By Norman Moyer
Ottawa City Council has just voted to spend $129 million to renew public infrastructure in the ByWard Market. This will go a long way towards reviving Lowertown, if it is accompanied by sensible plans and regulations that favour development aimed at producing a dynamic and diversified residential, commercial and institutional community.
The City of Ottawa has also just proposed a new Official Plan to its citizens in which it boasts about the value of the “15-minute community”. Why then is the City through its actions and its neglect killing its oldest 15-minute community?

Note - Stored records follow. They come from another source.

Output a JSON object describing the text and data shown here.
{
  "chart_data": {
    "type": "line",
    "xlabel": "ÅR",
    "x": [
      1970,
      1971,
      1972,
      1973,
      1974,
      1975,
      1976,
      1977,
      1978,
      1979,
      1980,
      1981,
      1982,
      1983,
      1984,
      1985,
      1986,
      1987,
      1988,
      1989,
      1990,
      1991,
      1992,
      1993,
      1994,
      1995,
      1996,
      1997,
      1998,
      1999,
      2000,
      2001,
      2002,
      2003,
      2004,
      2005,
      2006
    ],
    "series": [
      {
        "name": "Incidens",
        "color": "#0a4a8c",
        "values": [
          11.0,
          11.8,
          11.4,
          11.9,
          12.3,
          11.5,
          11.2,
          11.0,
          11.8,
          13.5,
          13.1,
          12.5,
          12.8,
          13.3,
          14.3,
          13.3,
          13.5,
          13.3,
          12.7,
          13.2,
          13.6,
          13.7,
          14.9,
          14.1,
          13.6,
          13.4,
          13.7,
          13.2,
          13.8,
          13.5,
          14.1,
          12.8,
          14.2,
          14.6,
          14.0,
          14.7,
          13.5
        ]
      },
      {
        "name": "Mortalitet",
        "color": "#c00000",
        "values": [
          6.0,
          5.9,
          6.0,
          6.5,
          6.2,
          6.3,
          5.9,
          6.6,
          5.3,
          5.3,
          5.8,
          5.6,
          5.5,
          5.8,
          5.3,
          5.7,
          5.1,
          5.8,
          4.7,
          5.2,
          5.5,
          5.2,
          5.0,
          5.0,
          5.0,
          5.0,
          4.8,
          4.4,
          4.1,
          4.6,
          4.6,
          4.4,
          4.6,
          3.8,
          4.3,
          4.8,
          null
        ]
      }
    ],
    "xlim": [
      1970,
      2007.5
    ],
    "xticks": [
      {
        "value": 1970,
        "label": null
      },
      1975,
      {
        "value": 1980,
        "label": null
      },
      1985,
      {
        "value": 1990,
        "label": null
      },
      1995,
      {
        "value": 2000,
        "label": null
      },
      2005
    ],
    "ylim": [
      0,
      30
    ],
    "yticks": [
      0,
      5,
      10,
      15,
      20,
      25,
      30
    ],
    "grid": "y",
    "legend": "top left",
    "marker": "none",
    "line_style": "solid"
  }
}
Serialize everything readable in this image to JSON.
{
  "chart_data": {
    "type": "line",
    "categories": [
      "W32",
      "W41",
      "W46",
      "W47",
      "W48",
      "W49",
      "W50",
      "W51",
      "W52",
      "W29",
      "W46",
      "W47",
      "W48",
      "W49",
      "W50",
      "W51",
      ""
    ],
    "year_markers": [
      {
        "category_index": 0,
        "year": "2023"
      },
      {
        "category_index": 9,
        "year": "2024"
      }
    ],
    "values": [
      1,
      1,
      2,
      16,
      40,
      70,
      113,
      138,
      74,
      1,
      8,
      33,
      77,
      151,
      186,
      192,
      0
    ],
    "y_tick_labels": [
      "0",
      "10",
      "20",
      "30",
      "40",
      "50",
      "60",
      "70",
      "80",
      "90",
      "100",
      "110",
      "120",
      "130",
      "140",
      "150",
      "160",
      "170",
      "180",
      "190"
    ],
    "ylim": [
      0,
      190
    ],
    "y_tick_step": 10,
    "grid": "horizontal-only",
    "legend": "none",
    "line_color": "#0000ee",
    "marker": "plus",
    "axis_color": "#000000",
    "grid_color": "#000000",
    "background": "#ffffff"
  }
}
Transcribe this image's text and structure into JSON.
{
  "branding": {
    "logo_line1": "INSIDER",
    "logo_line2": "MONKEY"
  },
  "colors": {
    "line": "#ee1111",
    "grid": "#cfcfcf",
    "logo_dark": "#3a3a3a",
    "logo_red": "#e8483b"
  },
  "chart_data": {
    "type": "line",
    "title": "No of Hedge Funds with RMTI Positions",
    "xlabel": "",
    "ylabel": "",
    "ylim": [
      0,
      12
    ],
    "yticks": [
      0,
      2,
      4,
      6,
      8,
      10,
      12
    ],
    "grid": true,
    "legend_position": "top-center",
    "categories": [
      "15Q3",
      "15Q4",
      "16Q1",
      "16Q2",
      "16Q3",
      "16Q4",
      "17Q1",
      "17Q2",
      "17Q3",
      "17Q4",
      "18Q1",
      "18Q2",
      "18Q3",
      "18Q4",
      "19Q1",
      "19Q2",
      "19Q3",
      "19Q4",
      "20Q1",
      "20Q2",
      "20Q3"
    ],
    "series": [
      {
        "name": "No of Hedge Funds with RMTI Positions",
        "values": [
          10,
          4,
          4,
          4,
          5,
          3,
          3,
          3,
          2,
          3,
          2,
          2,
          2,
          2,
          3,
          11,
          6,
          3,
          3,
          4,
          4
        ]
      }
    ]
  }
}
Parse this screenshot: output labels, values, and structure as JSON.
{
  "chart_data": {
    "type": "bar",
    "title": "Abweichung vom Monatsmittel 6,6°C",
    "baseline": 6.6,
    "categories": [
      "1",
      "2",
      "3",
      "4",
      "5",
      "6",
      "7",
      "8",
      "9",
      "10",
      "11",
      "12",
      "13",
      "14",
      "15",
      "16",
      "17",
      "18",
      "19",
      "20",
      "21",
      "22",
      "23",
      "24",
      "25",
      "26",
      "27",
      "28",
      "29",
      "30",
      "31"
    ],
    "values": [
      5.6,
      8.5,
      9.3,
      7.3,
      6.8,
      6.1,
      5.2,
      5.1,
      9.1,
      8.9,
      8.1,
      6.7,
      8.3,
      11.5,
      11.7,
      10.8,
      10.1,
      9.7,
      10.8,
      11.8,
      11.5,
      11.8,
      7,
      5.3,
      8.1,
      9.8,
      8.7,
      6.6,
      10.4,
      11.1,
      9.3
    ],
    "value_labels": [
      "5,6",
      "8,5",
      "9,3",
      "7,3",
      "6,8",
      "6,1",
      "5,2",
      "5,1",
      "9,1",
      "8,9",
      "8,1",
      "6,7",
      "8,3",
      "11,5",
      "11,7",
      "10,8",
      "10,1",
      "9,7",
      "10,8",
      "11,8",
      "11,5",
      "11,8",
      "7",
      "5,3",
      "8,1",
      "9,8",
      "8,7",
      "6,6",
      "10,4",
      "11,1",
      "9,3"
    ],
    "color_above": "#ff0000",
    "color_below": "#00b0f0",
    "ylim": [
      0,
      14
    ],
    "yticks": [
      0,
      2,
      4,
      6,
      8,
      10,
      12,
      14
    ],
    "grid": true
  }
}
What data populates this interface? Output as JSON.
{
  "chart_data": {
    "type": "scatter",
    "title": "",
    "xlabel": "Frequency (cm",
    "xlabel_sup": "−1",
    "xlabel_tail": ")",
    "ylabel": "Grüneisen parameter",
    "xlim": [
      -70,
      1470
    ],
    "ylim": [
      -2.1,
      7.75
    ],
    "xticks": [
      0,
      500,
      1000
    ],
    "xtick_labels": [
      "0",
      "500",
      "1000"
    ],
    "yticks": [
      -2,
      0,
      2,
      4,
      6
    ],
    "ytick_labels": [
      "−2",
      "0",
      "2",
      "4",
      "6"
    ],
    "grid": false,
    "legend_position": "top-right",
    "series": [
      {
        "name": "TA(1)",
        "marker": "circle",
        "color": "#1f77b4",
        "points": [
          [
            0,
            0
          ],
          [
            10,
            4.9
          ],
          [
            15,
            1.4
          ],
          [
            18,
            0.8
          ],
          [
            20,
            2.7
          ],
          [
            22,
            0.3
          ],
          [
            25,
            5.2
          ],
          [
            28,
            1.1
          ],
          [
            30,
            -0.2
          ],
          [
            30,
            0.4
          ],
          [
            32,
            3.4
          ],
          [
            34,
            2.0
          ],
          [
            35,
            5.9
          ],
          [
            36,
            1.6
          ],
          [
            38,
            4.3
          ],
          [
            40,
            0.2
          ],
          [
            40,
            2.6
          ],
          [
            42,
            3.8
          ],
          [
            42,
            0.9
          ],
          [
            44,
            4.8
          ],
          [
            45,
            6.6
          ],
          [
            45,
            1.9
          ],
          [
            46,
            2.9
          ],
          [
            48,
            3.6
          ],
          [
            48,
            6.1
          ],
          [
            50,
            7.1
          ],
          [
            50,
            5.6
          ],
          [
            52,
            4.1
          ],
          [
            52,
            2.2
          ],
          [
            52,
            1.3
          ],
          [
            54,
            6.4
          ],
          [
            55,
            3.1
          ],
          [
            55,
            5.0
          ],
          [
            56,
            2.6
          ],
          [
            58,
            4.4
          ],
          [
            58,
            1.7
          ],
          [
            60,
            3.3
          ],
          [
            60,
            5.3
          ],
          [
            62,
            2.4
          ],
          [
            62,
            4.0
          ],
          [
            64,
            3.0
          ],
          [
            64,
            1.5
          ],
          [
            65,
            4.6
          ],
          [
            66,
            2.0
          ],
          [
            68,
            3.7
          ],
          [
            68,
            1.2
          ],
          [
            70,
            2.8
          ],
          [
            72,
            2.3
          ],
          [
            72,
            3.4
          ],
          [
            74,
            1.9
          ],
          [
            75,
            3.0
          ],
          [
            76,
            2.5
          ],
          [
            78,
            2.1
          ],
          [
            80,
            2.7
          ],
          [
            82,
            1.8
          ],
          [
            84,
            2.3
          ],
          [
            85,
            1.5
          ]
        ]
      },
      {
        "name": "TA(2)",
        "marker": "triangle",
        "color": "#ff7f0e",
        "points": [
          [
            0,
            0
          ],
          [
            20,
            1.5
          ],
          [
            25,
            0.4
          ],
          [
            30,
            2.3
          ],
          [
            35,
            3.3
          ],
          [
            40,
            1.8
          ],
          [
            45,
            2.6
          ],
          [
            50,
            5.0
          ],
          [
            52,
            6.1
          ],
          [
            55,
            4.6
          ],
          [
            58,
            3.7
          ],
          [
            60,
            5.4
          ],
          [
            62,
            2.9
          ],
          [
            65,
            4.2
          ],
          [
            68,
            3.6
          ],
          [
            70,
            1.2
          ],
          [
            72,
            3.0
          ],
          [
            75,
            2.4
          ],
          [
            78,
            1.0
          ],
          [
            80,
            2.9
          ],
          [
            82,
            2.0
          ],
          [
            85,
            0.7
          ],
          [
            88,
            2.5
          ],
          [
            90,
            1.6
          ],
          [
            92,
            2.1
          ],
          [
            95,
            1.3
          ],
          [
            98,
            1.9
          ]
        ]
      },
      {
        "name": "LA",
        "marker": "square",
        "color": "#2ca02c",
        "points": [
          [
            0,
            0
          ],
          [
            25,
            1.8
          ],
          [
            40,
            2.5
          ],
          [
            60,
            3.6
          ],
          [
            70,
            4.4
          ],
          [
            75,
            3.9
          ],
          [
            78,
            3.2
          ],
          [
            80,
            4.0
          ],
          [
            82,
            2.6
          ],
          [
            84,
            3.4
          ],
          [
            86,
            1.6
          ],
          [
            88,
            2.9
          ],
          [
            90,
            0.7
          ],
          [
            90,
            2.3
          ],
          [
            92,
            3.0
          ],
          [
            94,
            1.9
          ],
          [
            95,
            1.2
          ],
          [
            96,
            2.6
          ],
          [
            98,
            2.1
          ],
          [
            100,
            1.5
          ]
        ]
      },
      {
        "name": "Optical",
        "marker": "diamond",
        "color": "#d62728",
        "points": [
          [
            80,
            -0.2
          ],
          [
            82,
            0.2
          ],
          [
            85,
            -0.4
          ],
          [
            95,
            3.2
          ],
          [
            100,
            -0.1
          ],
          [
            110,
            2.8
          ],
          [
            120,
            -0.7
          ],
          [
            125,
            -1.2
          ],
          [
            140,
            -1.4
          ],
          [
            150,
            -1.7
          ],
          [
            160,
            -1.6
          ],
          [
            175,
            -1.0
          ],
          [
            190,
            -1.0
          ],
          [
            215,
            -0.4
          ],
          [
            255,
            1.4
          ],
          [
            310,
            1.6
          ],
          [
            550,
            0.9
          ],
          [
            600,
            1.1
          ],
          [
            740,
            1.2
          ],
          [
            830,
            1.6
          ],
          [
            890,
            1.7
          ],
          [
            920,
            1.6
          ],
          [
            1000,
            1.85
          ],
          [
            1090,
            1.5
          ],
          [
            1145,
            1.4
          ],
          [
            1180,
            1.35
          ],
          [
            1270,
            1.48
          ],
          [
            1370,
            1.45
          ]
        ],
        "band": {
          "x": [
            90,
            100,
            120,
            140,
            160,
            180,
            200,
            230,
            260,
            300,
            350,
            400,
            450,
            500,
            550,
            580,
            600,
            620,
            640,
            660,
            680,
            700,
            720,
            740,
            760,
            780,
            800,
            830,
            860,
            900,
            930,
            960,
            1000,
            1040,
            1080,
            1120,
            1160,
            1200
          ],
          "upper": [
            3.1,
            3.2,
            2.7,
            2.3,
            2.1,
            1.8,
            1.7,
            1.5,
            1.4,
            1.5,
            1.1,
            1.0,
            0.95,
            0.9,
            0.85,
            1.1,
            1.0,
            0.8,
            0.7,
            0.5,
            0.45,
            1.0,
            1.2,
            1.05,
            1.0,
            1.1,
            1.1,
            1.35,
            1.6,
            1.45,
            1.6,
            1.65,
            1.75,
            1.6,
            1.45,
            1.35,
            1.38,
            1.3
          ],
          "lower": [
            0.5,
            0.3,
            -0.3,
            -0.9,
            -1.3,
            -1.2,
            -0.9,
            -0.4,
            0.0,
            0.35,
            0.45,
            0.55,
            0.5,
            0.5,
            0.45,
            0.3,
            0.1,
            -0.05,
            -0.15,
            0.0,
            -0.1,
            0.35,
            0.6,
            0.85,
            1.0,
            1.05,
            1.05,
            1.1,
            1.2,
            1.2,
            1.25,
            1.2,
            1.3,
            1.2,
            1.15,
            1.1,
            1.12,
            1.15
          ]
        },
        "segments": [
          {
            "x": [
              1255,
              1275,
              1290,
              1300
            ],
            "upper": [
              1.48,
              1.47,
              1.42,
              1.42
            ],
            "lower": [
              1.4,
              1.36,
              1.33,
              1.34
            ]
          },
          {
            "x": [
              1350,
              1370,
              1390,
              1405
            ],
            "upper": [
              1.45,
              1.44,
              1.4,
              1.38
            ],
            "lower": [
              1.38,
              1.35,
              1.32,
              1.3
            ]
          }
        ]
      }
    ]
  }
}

A good community has many attributes: it is safe; it offers all needed services within walking distance; and it supports its residents and its businesses to help them live and work together. In the case of a downtown community in the city’s hotel district, it also provides attractive products for tourists. When that community also sits at the centre of the public transportation networks of the city, it should be expanding as a place for a diversity of retailers, restaurateurs and public institutions to operate. Lowertown/ByWard has all of these attributes but they are slowly being eroded either by design or neglect.
Lowertown is being undermined by a number of factors: the failure to protect its built heritage; the concentration of services for the homeless; the truck route through its centre; and the proliferation of bars to name a few.
The evidence shows that the Lowertown community is not safe, clean or appealing. In spite of six decades of promises, governments have done nothing to take the interprovincial truck traffic off King Edward and Nicholas. The homeless are concentrated in a few large shelters. People dependent on illegal drugs are forced to buy their drugs from criminal organizations. In spite of its own bylaw, the City has allowed the ByWard neighbourhood to be taken over by a monoculture of bars.
Lowertown has frequently seen the demolition of heritage buildings that had been neglected and bylaw control did not enforce property standards, creating a sense that Lowertown’s heritage is not worth saving.
Three recent examples of the thinking from the City illustrate how lost we are. The draft new official plan for the City makes no commitment to dealing with the truck route through Lowertown. The proposed new official plan would create a special district for the ByWard Market focused on cultural programming, patios, nightlife and commercial activities, but it has no proposed policies to encourage the farmers’ market, to support small retailers or to respond to the needs of residents. By creating large patio zones to be rented at very low rates, the City is basically providing a subsidy to businesses like bars and restaurants that can use patio spaces, while small retailers cannot.
The concentration of services for the homeless in Lowertown is not good for the community or those experiencing homelessness. The Shepherds of Good Hope provides an essential service to the homeless in our City. They need a new kitchen and space for day programs. The Lowertown community supports their plans for those new facilities, but government-financing requirements have forced them to add 40 supportive-housing units. The City needs more supportive housing, but no one would agree that people at risk should be housed right beside the area where the city’s drug traffic is concentrated.
Here is what the city, the province and the federal government should do to save Lowertown and to make sure that its investment in new public infrastructure is not wasted:
- Establish vision and a governance model for ByWard that balances the interests of businesses, residents and institutions;
- Get the truck route out of the centre of the City;
- Commit to development that is compatible with a vibrant residential presence across Lowertown;
- Revive the ByWard Farmer’s Market. It is a strategy that supports food security, helps the farmers in the region, provides quality food for residents and is a proven tourist attraction;
- Increase the commercial diversity of Lowertown by supporting small retailers, especially those selling Canadian products;
- Take advantage of the Canada’s new cannabis laws by a careful and regulated introduction of safe retailing and use of cannabis products while establishing and enforcing reasonable distances between cannabis retail outlets.
- Expand supportive housing and affordable housing across the City and reduce the shelter population in Lowertown, Sandy Hill and Vanier. The poor and homeless come from every community; they should be provided for in every community;
- Implement fully the 2008 City bylaw establishing minimum distances between bars and nightclubs;
- Charge commercial rates when the public realm is rented to private businesses; and
- Reduce illegal drug dealing and use by expanding the availability of safe drugs to known addicts and help these people to lead lives free of crime.